According to Rolls-Royce, a UK SMR design could boost the British economy by up to a £100billion between 2030 and 2050, depending on how much of the supply chain is British. The National Nuclear Laboratory produced a report in 2014 that concluded the potential global market for SMRs would be 65 – 85GWe by 2035, with about 75GWe in the UK alone; there is an estimated potential for 40,000 high-value UK jobs and intellectual property.
Last year, the Nuclear AMRC issued a report stating that the UK had the necessary skills and advanced manufacturing capabilities to develop SMR technology; although a notable gap in UK capability is in steam turbine manufacture, where Rolls-Royce has stated that it is looking for an overseas partner (China holds a majority share in worldwide steam turbine manufacturing, with other manufacturers under Indian, German, Korean and Japanese ownership).
The first phase of the development project will see the nuclear AMRC carry out desktop studies on potential methods of manufacture for the Rolls-Royce design, and assess the capabilities of the existing UK supply chain to make the components to the required quality.

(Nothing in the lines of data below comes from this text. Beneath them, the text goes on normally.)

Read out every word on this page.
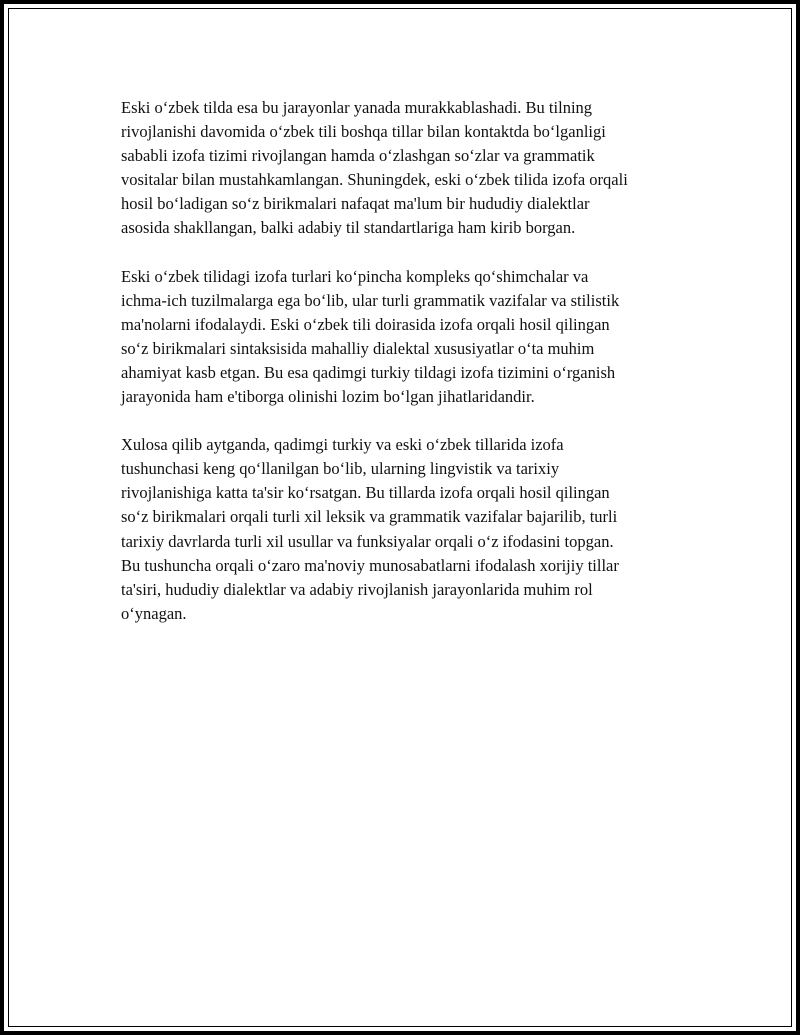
Eski oʻzbek tilda esa bu jarayonlar yanada murakkablashadi. Bu tilning
rivojlanishi davomida oʻzbek tili boshqa tillar bilan kontaktda boʻlganligi
sababli izofa tizimi rivojlangan hamda oʻzlashgan soʻzlar va grammatik
vositalar bilan mustahkamlangan. Shuningdek, eski oʻzbek tilida izofa orqali
hosil boʻladigan soʻz birikmalari nafaqat ma'lum bir hududiy dialektlar
asosida shakllangan, balki adabiy til standartlariga ham kirib borgan.

Eski oʻzbek tilidagi izofa turlari koʻpincha kompleks qoʻshimchalar va
ichma-ich tuzilmalarga ega boʻlib, ular turli grammatik vazifalar va stilistik
ma'nolarni ifodalaydi. Eski oʻzbek tili doirasida izofa orqali hosil qilingan
soʻz birikmalari sintaksisida mahalliy dialektal xususiyatlar oʻta muhim
ahamiyat kasb etgan. Bu esa qadimgi turkiy tildagi izofa tizimini oʻrganish
jarayonida ham e'tiborga olinishi lozim boʻlgan jihatlaridandir.

Xulosa qilib aytganda, qadimgi turkiy va eski oʻzbek tillarida izofa
tushunchasi keng qoʻllanilgan boʻlib, ularning lingvistik va tarixiy
rivojlanishiga katta ta'sir koʻrsatgan. Bu tillarda izofa orqali hosil qilingan
soʻz birikmalari orqali turli xil leksik va grammatik vazifalar bajarilib, turli
tarixiy davrlarda turli xil usullar va funksiyalar orqali oʻz ifodasini topgan.
Bu tushuncha orqali oʻzaro ma'noviy munosabatlarni ifodalash xorijiy tillar
ta'siri, hududiy dialektlar va adabiy rivojlanish jarayonlarida muhim rol
oʻynagan.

Manufacturing processes available include robotic machining, single-platform machining, cryogenic cooling, intelligent fixturing, on-machine inspection, advanced joining and near-net shape manufacturing processes such as electron beam welding, diode laser cladding, automated arc welding, bulk additive manufacturing and hot isostatic pressing: many of these are being developed at the nuclear AMRC, where machine tools and fabrication cells have been specified to a size capable of making full-scale prototype components.
In a statement, Rolls-Royce commented: "We share a common belief that a home-grown SMR program can play a key role in strengthening the UK’s energy mix and security, while creating valuable intellectual property, exports and jobs. We are working together to deliver a whole power plant which could be up and running in just over a decade and provide a boost for the UK’s industrial strategy.”
The government has signalled its commitment to developing SMR technology in last year's budget, with the announcement of £30 million funding available for an SMR-enabling R&D programme to develop skills capacity and advanced manufacturing capability. US company NuScale last year announced that it was to collaborate with UK firms to develop its own SMR technology.